New Approaches to Neuroblastoma Therapy

Forty-five percent of children with neuroblastoma have high-risk disease, which nearly always has spread throughout the body when first diagnosed. From 1991 to 1996, the Children's Cancer Group (CCG, now part of the Children's Oncology Group or COG) conducted a five-year study of more than 500 children that showed a three-fold improvement in disease-free survival for high-risk patients and established a new treatment standard.

The therapy that resulted in this improved survival consisted of high-dose chemotherapy, irradiation, transplantation of the patient's own bone marrow cleansed of tumor cells, and treatment with a vitamin A - like drug, 13-cis-retinoic acid.

These therapies, tested and proved in the CCG trial, were based upon laboratory and clinical studies conducted by New Approaches to Neuroblastoma Therapy (NANT) consortium investigators. Even with this improvement, only approximately 40% of children with high-risk neuroblastoma survive for five years after diagnosis without tumor recurrence.

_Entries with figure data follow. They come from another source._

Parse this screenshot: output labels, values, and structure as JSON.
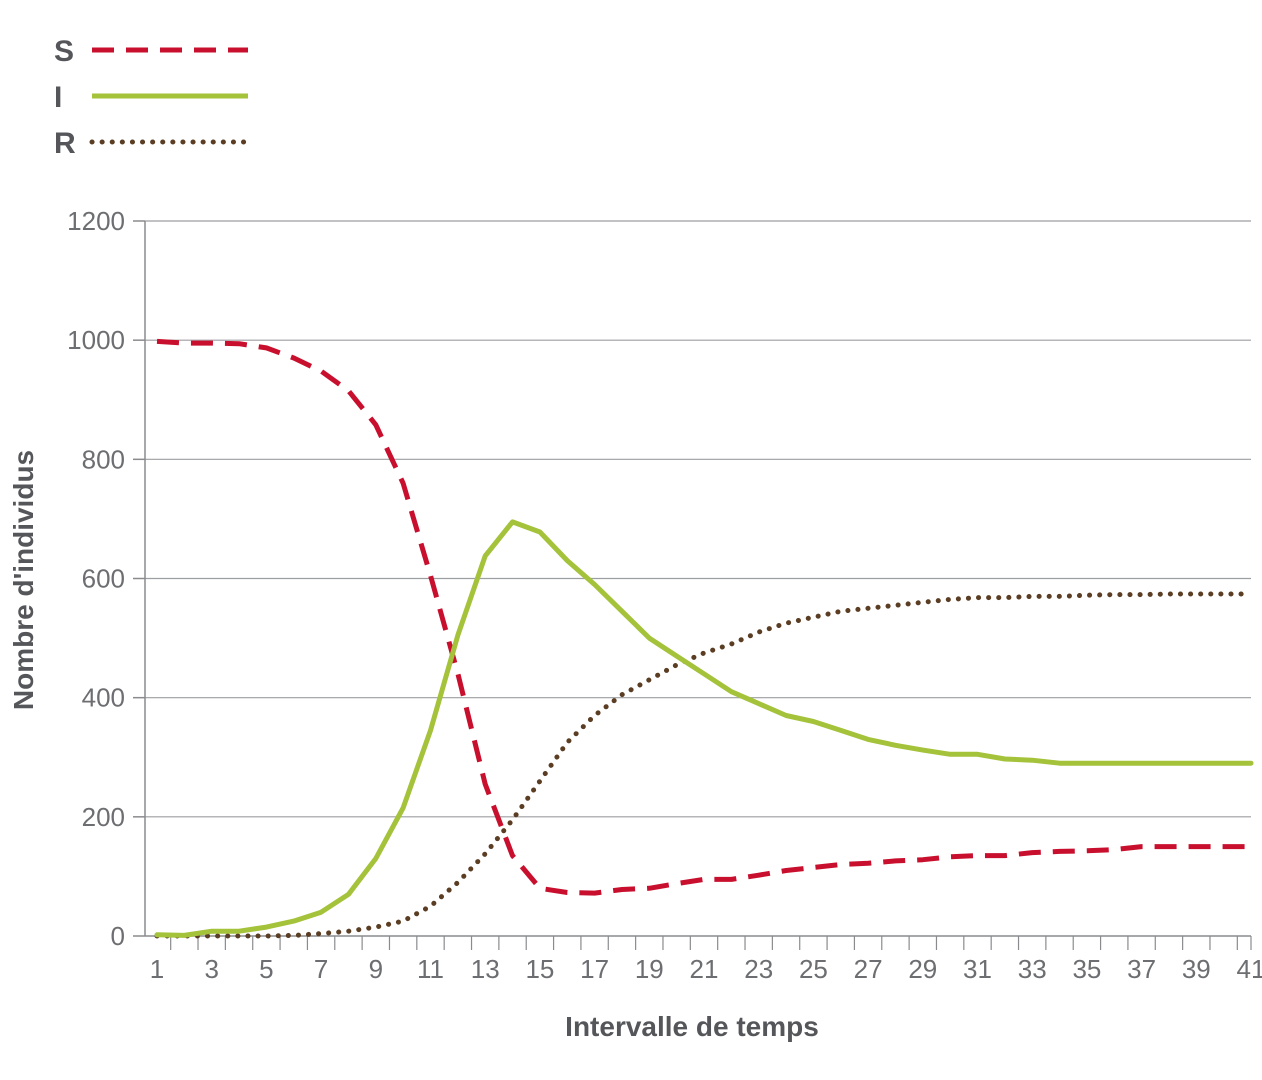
{
  "chart_data": {
    "type": "line",
    "title": "",
    "xlabel": "Intervalle de temps",
    "ylabel": "Nombre d'individus",
    "ylim": [
      0,
      1200
    ],
    "xlim": [
      1,
      41
    ],
    "y_ticks": [
      "0",
      "200",
      "400",
      "600",
      "800",
      "1000",
      "1200"
    ],
    "x_ticks": [
      "1",
      "3",
      "5",
      "7",
      "9",
      "11",
      "13",
      "15",
      "17",
      "19",
      "21",
      "23",
      "25",
      "27",
      "29",
      "31",
      "33",
      "35",
      "37",
      "39",
      "41"
    ],
    "grid": "horizontal",
    "legend_position": "top-left",
    "x": [
      1,
      2,
      3,
      4,
      5,
      6,
      7,
      8,
      9,
      10,
      11,
      12,
      13,
      14,
      15,
      16,
      17,
      18,
      19,
      20,
      21,
      22,
      23,
      24,
      25,
      26,
      27,
      28,
      29,
      30,
      31,
      32,
      33,
      34,
      35,
      36,
      37,
      38,
      39,
      40,
      41
    ],
    "series": [
      {
        "name": "S",
        "color": "#c8102e",
        "style": "dashed",
        "values": [
          998,
          995,
          995,
          994,
          987,
          970,
          948,
          915,
          858,
          760,
          605,
          440,
          255,
          135,
          80,
          73,
          72,
          78,
          80,
          88,
          95,
          95,
          102,
          110,
          115,
          120,
          122,
          126,
          128,
          133,
          135,
          135,
          140,
          142,
          143,
          145,
          150,
          150,
          150,
          150,
          150
        ]
      },
      {
        "name": "I",
        "color": "#a4c23a",
        "style": "solid",
        "values": [
          2,
          1,
          8,
          8,
          15,
          25,
          40,
          70,
          130,
          215,
          345,
          505,
          638,
          695,
          678,
          630,
          590,
          545,
          500,
          470,
          440,
          410,
          390,
          370,
          360,
          345,
          330,
          320,
          312,
          305,
          305,
          297,
          295,
          290,
          290,
          290,
          290,
          290,
          290,
          290,
          290
        ]
      },
      {
        "name": "R",
        "color": "#5a3d22",
        "style": "dotted",
        "values": [
          0,
          0,
          0,
          0,
          0,
          1,
          4,
          8,
          15,
          25,
          50,
          90,
          138,
          195,
          260,
          325,
          370,
          405,
          430,
          455,
          475,
          490,
          510,
          525,
          535,
          545,
          550,
          555,
          560,
          565,
          568,
          568,
          570,
          570,
          572,
          573,
          573,
          574,
          574,
          574,
          574
        ]
      }
    ]
  }
}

To further improve treatment of high-risk neuroblastoma, we are focusing on developing new therapies that are effective against neuroblastoma cells resistant to chemotherapy, irradiation, and retinoic acid.

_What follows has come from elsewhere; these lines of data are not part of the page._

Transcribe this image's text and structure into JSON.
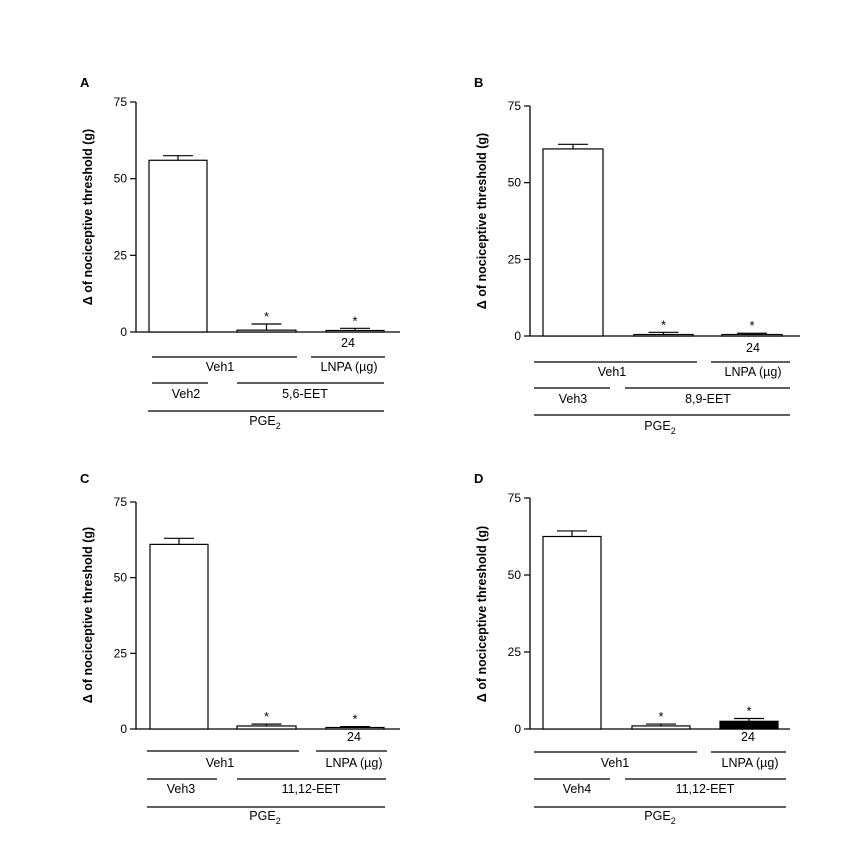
{
  "figure": {
    "ylabel": "Δ of nociceptive threshold (g)"
  },
  "chart_data": [
    {
      "panel_label": "A",
      "type": "bar",
      "categories": [
        "Veh2 + Veh1",
        "5,6-EET + Veh1",
        "5,6-EET + LNPA 24 µg"
      ],
      "values": [
        56,
        0.6,
        0.4
      ],
      "errors": [
        1.5,
        2.0,
        0.8
      ],
      "significance": [
        "",
        "*",
        "*"
      ],
      "bar_fill": [
        "#ffffff",
        "#ffffff",
        "#ffffff"
      ],
      "ylim": [
        0,
        75
      ],
      "yticks": [
        0,
        25,
        50,
        75
      ],
      "ylabel": "Δ of nociceptive threshold (g)",
      "treatment_rows": {
        "dose": "24",
        "row1_label": "Veh1",
        "row1_right": "LNPA (µg)",
        "row2_left": "Veh2",
        "row2_right": "5,6-EET",
        "row3_main": "PGE",
        "row3_sub": "2"
      }
    },
    {
      "panel_label": "B",
      "type": "bar",
      "categories": [
        "Veh3 + Veh1",
        "8,9-EET + Veh1",
        "8,9-EET + LNPA 24 µg"
      ],
      "values": [
        61,
        0.2,
        0.3
      ],
      "errors": [
        1.5,
        1.0,
        0.6
      ],
      "significance": [
        "",
        "*",
        "*"
      ],
      "bar_fill": [
        "#ffffff",
        "#ffffff",
        "#ffffff"
      ],
      "ylim": [
        0,
        75
      ],
      "yticks": [
        0,
        25,
        50,
        75
      ],
      "ylabel": "Δ of nociceptive threshold (g)",
      "treatment_rows": {
        "dose": "24",
        "row1_label": "Veh1",
        "row1_right": "LNPA (µg)",
        "row2_left": "Veh3",
        "row2_right": "8,9-EET",
        "row3_main": "PGE",
        "row3_sub": "2"
      }
    },
    {
      "panel_label": "C",
      "type": "bar",
      "categories": [
        "Veh3 + Veh1",
        "11,12-EET + Veh1",
        "11,12-EET + LNPA 24 µg"
      ],
      "values": [
        61,
        1.0,
        0.3
      ],
      "errors": [
        2.0,
        0.6,
        0.5
      ],
      "significance": [
        "",
        "*",
        "*"
      ],
      "bar_fill": [
        "#ffffff",
        "#ffffff",
        "#ffffff"
      ],
      "ylim": [
        0,
        75
      ],
      "yticks": [
        0,
        25,
        50,
        75
      ],
      "ylabel": "Δ of nociceptive threshold (g)",
      "treatment_rows": {
        "dose": "24",
        "row1_label": "Veh1",
        "row1_right": "LNPA (µg)",
        "row2_left": "Veh3",
        "row2_right": "11,12-EET",
        "row3_main": "PGE",
        "row3_sub": "2"
      }
    },
    {
      "panel_label": "D",
      "type": "bar",
      "categories": [
        "Veh4 + Veh1",
        "11,12-EET + Veh1",
        "11,12-EET + LNPA 24 µg"
      ],
      "values": [
        62.5,
        1.0,
        2.5
      ],
      "errors": [
        1.8,
        0.6,
        0.9
      ],
      "significance": [
        "",
        "*",
        "*"
      ],
      "bar_fill": [
        "#ffffff",
        "#ffffff",
        "#000000"
      ],
      "ylim": [
        0,
        75
      ],
      "yticks": [
        0,
        25,
        50,
        75
      ],
      "ylabel": "Δ of nociceptive threshold (g)",
      "treatment_rows": {
        "dose": "24",
        "row1_label": "Veh1",
        "row1_right": "LNPA (µg)",
        "row2_left": "Veh4",
        "row2_right": "11,12-EET",
        "row3_main": "PGE",
        "row3_sub": "2"
      }
    }
  ]
}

To accelerate finding new and better treatments for neuroblastoma, we submitted a multi-investigator Program Project Grant (PPG) proposal entitled "Biology and Therapy of High-Risk Neuroblastoma" to the National Cancer Institute (NCI) with Dr. Robert C. Seeger at Childrens Hospital Los Angeles as the Principal Investigator. The proposal received an outstanding score from reviewers, and the NCI awarded funding for 5 years (2000-2005) to support laboratory and clinical trials research. In 2005, following the initial award, we again received an outstanding score for our work in Neuroblastoma

research and was awarded funding for an additional 5 years (2006-2010) (see NEWS section for details).

The award of the PPG allowed us to form the NANT Consortium, which is comprised of a wide geographic group of institutions throughout North America, committed to working together on clinical trials of novel approaches to treating high-risk neuroblastoma. The NANT consortium is led by pediatric oncologist Dr. Katherine K. Matthay (UCSF) and the NANT Operations Center operates under the direction of Dr. Judith Villablanca (CHLA), NANT Medical Director, and Dr. Araz Marachelian (CHLA), NANT Assistant Medical Director. Through their leadership, and in conjunction with the efforts of Dr. Seeger and other PPG Project Leaders, the NANT Consortium has grown from 8 participating sites to 15 sites within the last 10 years.

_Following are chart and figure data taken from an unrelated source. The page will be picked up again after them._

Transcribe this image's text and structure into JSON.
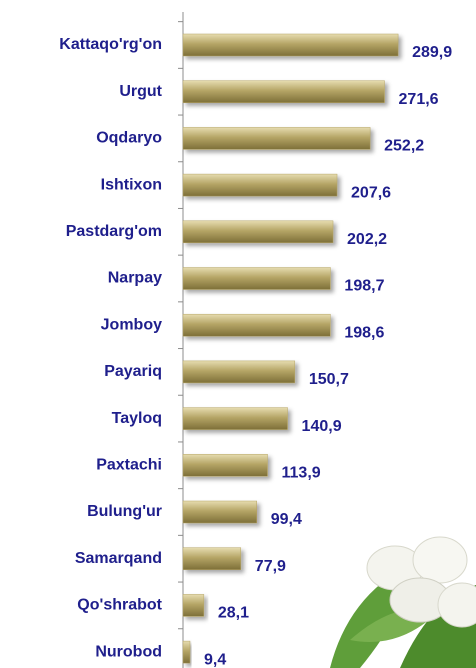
{
  "chart_data": {
    "type": "bar",
    "orientation": "horizontal",
    "categories": [
      "Kattaqo'rg'on",
      "Urgut",
      "Oqdaryo",
      "Ishtixon",
      "Pastdarg'om",
      "Narpay",
      "Jomboy",
      "Payariq",
      "Tayloq",
      "Paxtachi",
      "Bulung'ur",
      "Samarqand",
      "Qo'shrabot",
      "Nurobod"
    ],
    "values": [
      289.9,
      271.6,
      252.2,
      207.6,
      202.2,
      198.7,
      198.6,
      150.7,
      140.9,
      113.9,
      99.4,
      77.9,
      28.1,
      9.4
    ],
    "value_labels": [
      "289,9",
      "271,6",
      "252,2",
      "207,6",
      "202,2",
      "198,7",
      "198,6",
      "150,7",
      "140,9",
      "113,9",
      "99,4",
      "77,9",
      "28,1",
      "9,4"
    ],
    "color": "#b5a566"
  }
}
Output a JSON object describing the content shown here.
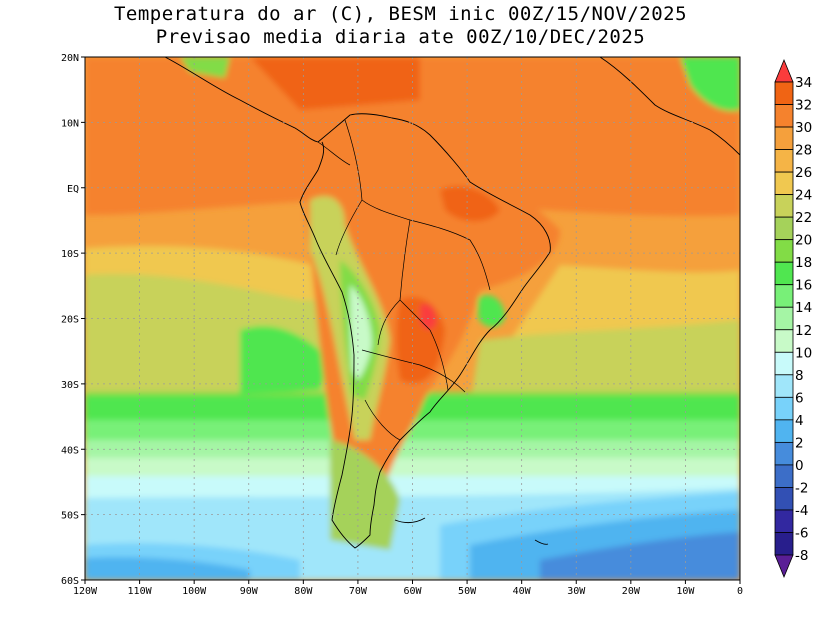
{
  "title": {
    "line1": "Temperatura do ar (C), BESM inic 00Z/15/NOV/2025",
    "line2": "Previsao media diaria ate 00Z/10/DEC/2025"
  },
  "axes": {
    "lat_labels": [
      "20N",
      "10N",
      "EQ",
      "10S",
      "20S",
      "30S",
      "40S",
      "50S",
      "60S"
    ],
    "lon_labels": [
      "120W",
      "110W",
      "100W",
      "90W",
      "80W",
      "70W",
      "60W",
      "50W",
      "40W",
      "30W",
      "20W",
      "10W",
      "0"
    ]
  },
  "colorbar": {
    "labels": [
      "34",
      "32",
      "30",
      "28",
      "26",
      "24",
      "22",
      "20",
      "18",
      "16",
      "14",
      "12",
      "10",
      "8",
      "6",
      "4",
      "2",
      "0",
      "-2",
      "-4",
      "-6",
      "-8"
    ],
    "colors": [
      "#fa3c3c",
      "#f06414",
      "#f5822d",
      "#f5a03c",
      "#f5b446",
      "#f0c850",
      "#c8d25a",
      "#a5d25a",
      "#82dc46",
      "#50e650",
      "#78f078",
      "#a5f5a5",
      "#c8fac8",
      "#c8fafa",
      "#a0e6fa",
      "#78d2fa",
      "#50b4f0",
      "#468cdc",
      "#3c6ec8",
      "#3250b4",
      "#3228a0",
      "#281e8c",
      "#5a1e96"
    ]
  }
}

The NANT Consortium continues to discover new targeted therapies for high-risk neuroblastoma through collaborative laboratory efforts performed at various NANT institutions. With the vision in mind, we are working towards developing new therapies that are effective against neuroblastoma cells resistant to chemotherapy, irradiation, and retinoic acid. These new findings result in the conduct of early clinical trials (phase I and II) that determine the potential for such novel approaches to improve the outcome of patients with high-risk neuroblastoma.

These therapies may also be important for other cancers of children and adults. Promising new therapies pioneered by the NANT consortium are proposed to the Children's Oncology Group for testing in large-scale trials that are necessary for proving the value of any new therapy in treating neuroblastoma.